Mandeville expone en sus páginas una teoría sobre la utilidad social del egoísmo. Son los actos humanos, irremediables pero naturales, los que permiten, por abstracción y juicio, hacer las leyes que remedian o limitan las catástrofes y reducen los quebrantos que acompañan nuestra vida. Sin pecados no existiría la virtud. Sin libertinos no habría castos. Y así, hasta el infinito. Cabe también interpretar esta provocación (inteligente) de Mandeville como una defensa del liberalismo, que postula que la prosperidad de una sociedad se basa en el interés de cada uno de sus miembros, a veces a costa de los demás. El espíritu evangélico y la catequesis woke, que tantos requiebros y elogios reciben en ciertos ámbitos, y que palpitan bajo el disfraz de la corrección política, son una catástrofe para las sociedades.

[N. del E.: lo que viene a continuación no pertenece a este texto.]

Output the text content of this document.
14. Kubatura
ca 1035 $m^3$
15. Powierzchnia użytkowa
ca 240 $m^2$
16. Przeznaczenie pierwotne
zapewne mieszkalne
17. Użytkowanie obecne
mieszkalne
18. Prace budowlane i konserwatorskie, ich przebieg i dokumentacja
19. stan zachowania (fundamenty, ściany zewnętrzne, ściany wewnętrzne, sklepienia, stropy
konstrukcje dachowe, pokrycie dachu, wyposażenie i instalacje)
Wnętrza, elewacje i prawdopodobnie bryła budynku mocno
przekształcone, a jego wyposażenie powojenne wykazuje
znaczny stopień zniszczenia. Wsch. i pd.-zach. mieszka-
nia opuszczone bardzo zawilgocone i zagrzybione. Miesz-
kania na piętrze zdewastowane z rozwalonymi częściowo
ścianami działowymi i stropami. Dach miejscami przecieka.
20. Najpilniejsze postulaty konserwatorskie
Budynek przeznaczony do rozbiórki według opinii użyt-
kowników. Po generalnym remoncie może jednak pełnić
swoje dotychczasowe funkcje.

“Existía una colmena” –escribe en su sátira el filósofo holandés– “que se parecía a una sociedad humana bien ordenada. No faltaban en ella ni los bribones, ni los malos médicos, ni los malos sacerdotes, ni los malos soldados, ni los malos ministros. Por descontado: tenía una mala reina. Todos los días se cometían fraudes; y la justicia, llamada a reprimir la corrupción, era ella misma corruptible. En suma, cada profesión y cada estamento estaban llenos de vicios. Pero la nación no era por eso menos próspera y fuerte. En efecto, los vicios de los particulares contribuían a la felicidad pública; y, de rechazo, la felicidad pública causaba el bienestar de los particulares. Pero se produjo un cambio en el espíritu de las abejas, que de pronto tuvieron la singular idea de no querer ya nada más que honradez y virtud”.
Y continúa: “El amor al bien se apoderó de los corazones y provocó la ruina de la colmena. Se eliminaron los excesos, desaparecieron las enfermedades y no se necesitaron más médicos. Como se acabaron las disputas, no hubo más procesos y no se necesitaron abogados ni jueces. Las abejas, que se volvieron económicas y moderadas, ya no gastaban: no más lujos, no más arte, no más comercio. La desolación fue general. La conclusión es inequívoca, ¡Dejad de quejaros! Sólo los tontos se esfuerzan por hacer de un gran panal un panal honrado. Fraude, lujo y orgullo deben vivir si queremos gozar de sus dulces beneficios”.
La conciliación de los egoísmos en disputa –en eso consiste la competencia– es el viento que ha hecho avanzar a la civilización, salvo cuando alguien –sea político, jerarca, ideólogo o sacerdote– convence a las masas de que entre el ejercicio de la libertad (sin perjudicar al prójimo) y el mito de la seguridad (ese imposible) es mucho mejor elegir la segunda opción. Es la experiencia directa del mal lo que nos hace mejores a cada uno de nosotros. Nunca al contrario.